I was wondering if I can colour the batter pink, with gel food coloring or colourmills. Is it OK?Do you think this will effect the flavor?
Hi Marsi! You can certainly color the batter and it shouldn’t affect the taste as long as you use a flavorless food coloring (gel and colour mill should be totally fine!)
Sounds delicious! Another betty crocker user here but after following your butter cream recipe I could never go back to the shop bought tubs of icing! It’s my husbands birthday coming up this weekend and I’d like to challenge myself to finally make my own cake mix too. His favourite is Victoria sponge would you say this vanilla sponge recipe could work as a Victoria sponge cake – with butter cream and jam as the filling? Thank you so much!
Yay, Amy! I’m so happy you’ve been loving my buttercream recipe and I’m excited for you to try a from-scratch cake to celebrate your husband’s birthday! This recipe would totally work as a victoria sponge with those fillings – yum. The white cake recipe from this post would also be a great one to use: https://sugarandsparrow.com/strawberry-shortcake-layer-cake/
Hi Whitney. Would this recipe work if I split the batter between two 6″x3″ round pans? I’d then cut them to make 4 layers. Excited to try this for my daughters birthday!
Hi Michelle! I’ve never tried this recipe in a deeper pan but my hunch is that it would work just fine. Be sure to fill the pans no more than 2/3 full and check the cakes at about 35 minutes to see if they need more time. They’ll probably need 5-10 extra minutes of baking time. Enjoy!
Hi Whitney,
Love your video’s.
Hoping to do this cake for my friends baby shower. I only have a electric hand mixer. Will the timings be the same for this (with you using a stand mixer)
Also can I use some syrup between the cakes and buttercream?
Thank you
Hi Stacey! Thanks so much for your kind words 🙂 you can absolutely use a hand mixer for this (or any of my recipes!). The timings/speeds will be the same. And yes – if you want to use a syrup or soak you totally can!
This cake is absolutely divine! I’d like to make a sugar free or at least reduced sugar version for my son’s first birthday cake next month.
How would you recommend doing so with it still tasting so good? ☺️
Hi Kadejha! I’m so happy you loved this recipe! I’ve never tried any of my cake recipes with reduced sugar or sugar free substitutes, so I’m not sure how I would do that. Sugar-free cake recipes are something I’m hoping to experiment with at some point this year, but I haven’t yet had the time. Let me know if you end up experimenting with this recipe! I’d love to know what you tried!
Hi could I use the reverse creaming method with this recipe please?

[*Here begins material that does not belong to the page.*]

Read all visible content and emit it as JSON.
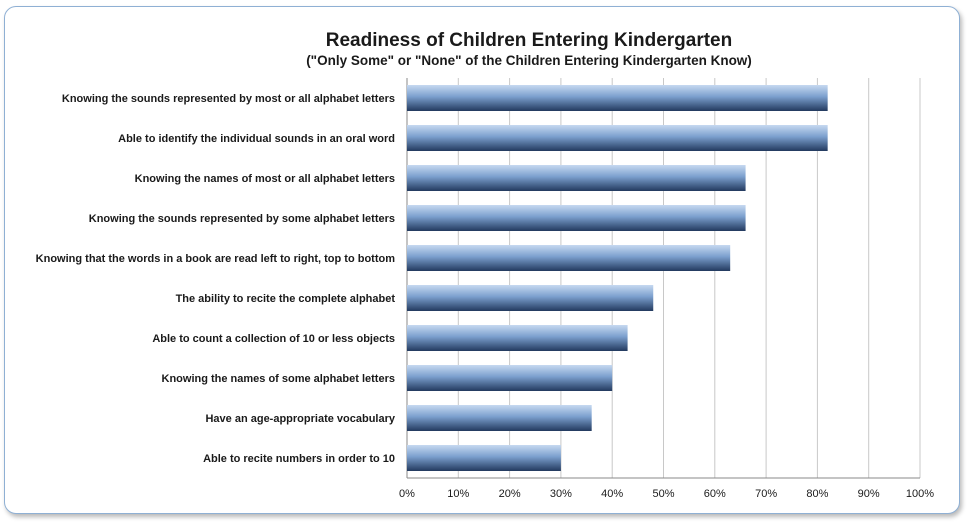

Hi Diane! I haven’t tried that before with this recipe but you are welcome to give it a go. If you do, let me know how it turns out!
Hi! How many people does the 3 layer 6 inch cake serve? What about a 3 layer 8 inch cake? Making this for my sons first birthday party and trying to decide what I’ll need in addition to your cupcakes.
Also, just wanted to say- Amateur baker here but you’ve made it so easy to make these beautiful cakes! This will be my 4th cake and I blow people away with your cakes every time. Your recipes and tutorials are so thorough and detailed. Thank you for sharing your gift!
Hi Kristen! I am so happy to hear that my recipes and tutorials have been such a hit!! A 3-layer 6-inch cake serves 12-15 depending on the slice size. A 3-layer 8-inch cake serves 20-24. Hope that helps!
Really wants to try this one.
Thanks for sharing
Of course! I hope you love this recipe as much as I do!